中国から輸入した家具が破損していた場合、どう対応すればよいですか?

Q. 中国から届いた家具が壊れていました。最初に何をすべきですか?
A. まず修理や廃棄をせず、貨物と梱包の状態を写真・動画で記録してください。輸入貨物の破損は、工場製造時、梱包時、中国国内輸送、国際輸送、日本国内配送、現場搬入など複数工程で発生する可能性があります。証拠がなければ原因の切り分けが困難になります。
荷受け時に確認する
外箱が大きく潰れている、木箱が割れている、水濡れがあるなど明らかな異常があれば、配送担当者がいる状態で写真を撮影します。箱番号や送り状が分かる状態で撮影すると、どの貨物か特定しやすくなります。
開梱時も動画を残す
高額な石材、ガラス、照明、造作家具などは、開梱開始から動画撮影しておく方法が有効です。外箱には傷がないのに内部が破損している場合、梱包方法や製造段階の問題を検討できます。
責任判断には取引条件が重要
誰がどこまで輸送責任を負うのかは、売買契約や使用したインコタームズ、物流契約、保険条件などによって異なります。「中国工場から買ったから全部工場責任」と単純には判断できません。
店舗開業案件では修理と再製作を並行判断
オープンまで1週間しかない場合、中国へ返送して原因確認している時間はありません。日本国内で修理可能か、交換部品だけ航空便で送れるか、代替品を国内調達できるかなどを同時に検討します。

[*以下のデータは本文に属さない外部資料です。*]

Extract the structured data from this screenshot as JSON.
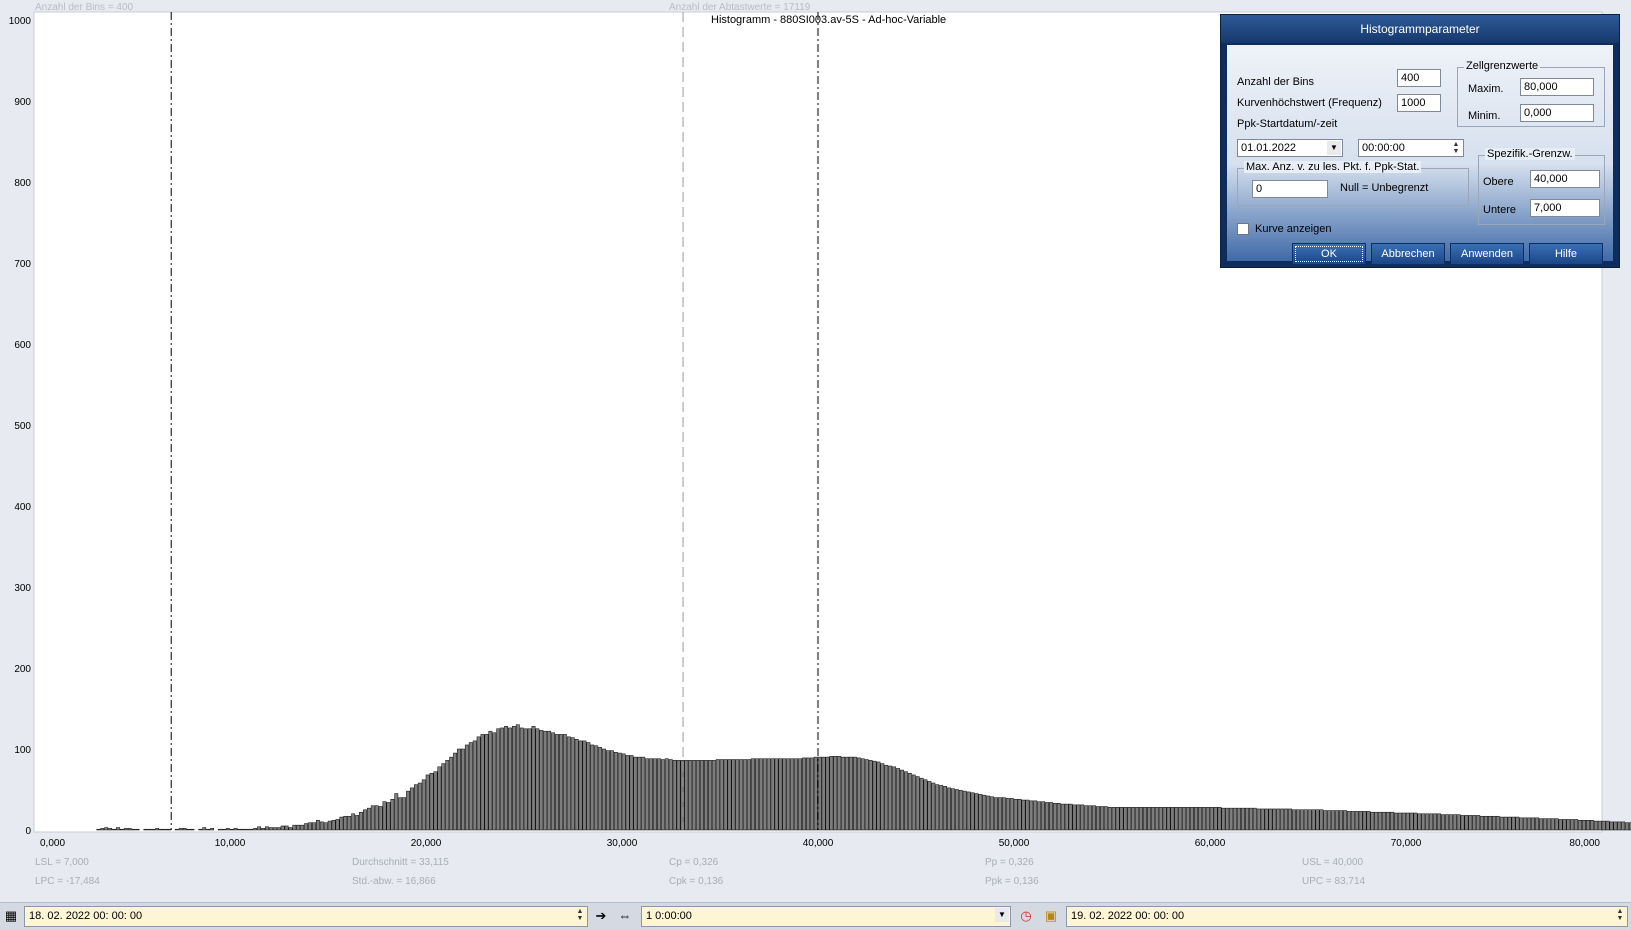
{
  "header": {
    "bins_info": "Anzahl der Bins =   400",
    "samples_info": "Anzahl der Abtastwerte = 17119",
    "chart_title": "Histogramm - 880SI003.av-5S - Ad-hoc-Variable"
  },
  "chart_data": {
    "type": "bar",
    "title": "Histogramm - 880SI003.av-5S - Ad-hoc-Variable",
    "xlim": [
      0,
      80
    ],
    "ylim": [
      0,
      1000
    ],
    "x_ticks": [
      "0,000",
      "10,000",
      "20,000",
      "30,000",
      "40,000",
      "50,000",
      "60,000",
      "70,000",
      "80,000"
    ],
    "y_ticks": [
      "0",
      "100",
      "200",
      "300",
      "400",
      "500",
      "600",
      "700",
      "800",
      "900",
      "1000"
    ],
    "bin_width": 0.2,
    "x_start": 0,
    "values": [
      0,
      0,
      0,
      0,
      0,
      0,
      0,
      0,
      0,
      0,
      0,
      0,
      0,
      0,
      0,
      0,
      1,
      2,
      3,
      2,
      1,
      3,
      1,
      2,
      2,
      1,
      1,
      0,
      1,
      1,
      1,
      2,
      1,
      1,
      1,
      0,
      1,
      2,
      2,
      1,
      1,
      0,
      1,
      3,
      1,
      2,
      0,
      1,
      1,
      2,
      1,
      2,
      1,
      1,
      1,
      1,
      2,
      4,
      2,
      4,
      3,
      3,
      3,
      5,
      5,
      3,
      6,
      6,
      6,
      8,
      9,
      9,
      12,
      10,
      9,
      11,
      12,
      13,
      16,
      17,
      17,
      20,
      18,
      22,
      25,
      27,
      30,
      30,
      29,
      35,
      34,
      38,
      45,
      40,
      40,
      48,
      52,
      56,
      58,
      62,
      68,
      70,
      72,
      78,
      82,
      86,
      90,
      95,
      100,
      100,
      105,
      108,
      110,
      115,
      118,
      118,
      122,
      120,
      125,
      126,
      128,
      126,
      128,
      130,
      126,
      125,
      125,
      128,
      125,
      123,
      122,
      122,
      120,
      118,
      118,
      118,
      115,
      114,
      112,
      110,
      110,
      108,
      105,
      104,
      102,
      100,
      98,
      98,
      96,
      95,
      94,
      92,
      92,
      90,
      90,
      90,
      88,
      88,
      88,
      88,
      87,
      88,
      87,
      86,
      86,
      86,
      86,
      86,
      86,
      86,
      86,
      86,
      86,
      86,
      87,
      87,
      87,
      87,
      87,
      87,
      87,
      87,
      87,
      88,
      88,
      88,
      88,
      88,
      88,
      88,
      88,
      88,
      88,
      88,
      88,
      88,
      89,
      89,
      89,
      90,
      90,
      90,
      90,
      91,
      91,
      91,
      90,
      90,
      90,
      90,
      89,
      88,
      87,
      86,
      85,
      84,
      82,
      80,
      79,
      78,
      76,
      74,
      72,
      70,
      68,
      66,
      64,
      62,
      60,
      58,
      56,
      55,
      54,
      52,
      51,
      50,
      49,
      48,
      47,
      46,
      45,
      44,
      43,
      42,
      41,
      40,
      40,
      40,
      39,
      39,
      38,
      38,
      37,
      37,
      36,
      36,
      35,
      35,
      34,
      34,
      33,
      33,
      32,
      32,
      32,
      31,
      31,
      31,
      30,
      30,
      30,
      29,
      29,
      29,
      28,
      28,
      28,
      28,
      28,
      28,
      28,
      28,
      28,
      28,
      28,
      28,
      28,
      28,
      28,
      28,
      28,
      28,
      28,
      28,
      28,
      28,
      28,
      28,
      28,
      28,
      28,
      28,
      28,
      27,
      27,
      27,
      27,
      27,
      27,
      27,
      27,
      27,
      26,
      26,
      26,
      26,
      26,
      26,
      26,
      26,
      26,
      25,
      25,
      25,
      25,
      25,
      25,
      25,
      25,
      24,
      24,
      24,
      24,
      24,
      24,
      23,
      23,
      23,
      23,
      23,
      23,
      22,
      22,
      22,
      22,
      22,
      22,
      21,
      21,
      21,
      21,
      21,
      21,
      20,
      20,
      20,
      20,
      20,
      20,
      19,
      19,
      19,
      19,
      19,
      18,
      18,
      18,
      18,
      18,
      17,
      17,
      17,
      17,
      17,
      16,
      16,
      16,
      16,
      16,
      15,
      15,
      15,
      15,
      15,
      14,
      14,
      14,
      14,
      14,
      13,
      13,
      13,
      13,
      13,
      12,
      12,
      12,
      12,
      11,
      11,
      11,
      11,
      10,
      10,
      10,
      10,
      9,
      9,
      9,
      9,
      8,
      8,
      8,
      8,
      7,
      7,
      7,
      7,
      6,
      6,
      6,
      6,
      5,
      5,
      5,
      5,
      4,
      4,
      4,
      4,
      3,
      3,
      3,
      3,
      2,
      2,
      0,
      0,
      0,
      0,
      0,
      0,
      0,
      0,
      0,
      0,
      0,
      0,
      0,
      0,
      0
    ],
    "reference_lines": [
      {
        "name": "LSL",
        "x": 7.0,
        "style": "dashdot"
      },
      {
        "name": "Durchschnitt",
        "x": 33.115,
        "style": "dashed"
      },
      {
        "name": "USL",
        "x": 40.0,
        "style": "dashdot"
      }
    ],
    "grid": false,
    "legend": "none"
  },
  "stats": {
    "lsl": "LSL = 7,000",
    "lpc": "LPC = -17,484",
    "mean": "Durchschnitt  = 33,115",
    "stddev": "Std.-abw. = 16,866",
    "cp": "Cp  = 0,326",
    "cpk": "Cpk = 0,136",
    "pp": "Pp  = 0,326",
    "ppk": "Ppk = 0,136",
    "usl": "USL = 40,000",
    "upc": "UPC = 83,714"
  },
  "dialog": {
    "title": "Histogrammparameter",
    "bins_label": "Anzahl der Bins",
    "bins_value": "400",
    "curve_max_label": "Kurvenhöchstwert (Frequenz)",
    "curve_max_value": "1000",
    "ppk_start_label": "Ppk-Startdatum/-zeit",
    "ppk_date": "01.01.2022",
    "ppk_time": "00:00:00",
    "cell_limits_title": "Zellgrenzwerte",
    "max_label": "Maxim.",
    "max_value": "80,000",
    "min_label": "Minim.",
    "min_value": "0,000",
    "spec_limits_title": "Spezifik.-Grenzw.",
    "upper_label": "Obere",
    "upper_value": "40,000",
    "lower_label": "Untere",
    "lower_value": "7,000",
    "max_points_title": "Max. Anz. v. zu les. Pkt. f. Ppk-Stat.",
    "max_points_value": "0",
    "max_points_hint": "Null = Unbegrenzt",
    "show_curve_label": "Kurve anzeigen",
    "show_curve_checked": false,
    "ok_label": "OK",
    "cancel_label": "Abbrechen",
    "apply_label": "Anwenden",
    "help_label": "Hilfe"
  },
  "toolbar": {
    "start_time": "18. 02. 2022   00: 00: 00",
    "duration": "1 0:00:00",
    "end_time": "19. 02. 2022   00: 00: 00"
  },
  "colors": {
    "bar_fill": "#7d7d7d",
    "bar_stroke": "#000000",
    "background": "#e7eaf0",
    "plot_area": "#ffffff",
    "dialog_frame": "#0f2d5c",
    "toolbar_field": "#fdf5d4"
  }
}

例えば椅子100脚のうち2脚が破損した場合、営業開始に影響しないよう予備品をあらかじめ数脚追加発注しておく方が合理的です。特注品ほど予備品の確保が重要になります。
破損を減らすには梱包仕様を設計する
輸送事故は出荷後だけの問題ではありません。工場発注時に梱包仕様を決め、角当て、防湿、発泡材、木箱など製品特性に合った保護方法を採用します。梱包後の落下や荷崩れを想定することも必要です。
実務チェックポイント
- 荷受け時に外装を確認する
- 異常箇所を箱番号と一緒に撮影する
- 開梱工程を記録する
- 破損品をすぐ廃棄しない
- 工場、物流会社、保険担当へ早期連絡する
- 修理見積を取得する
- 開業に必要な代替策を同時に検討する
- 次回発注では梱包仕様を改善する
輸入破損への最善策は、事故後の交渉だけではなく、検品、梱包、保険、予備品を発注前から設計しておくことです。特に店舗開業では、補償金よりも「予定日に営業できること」の方が重要になる場合があります。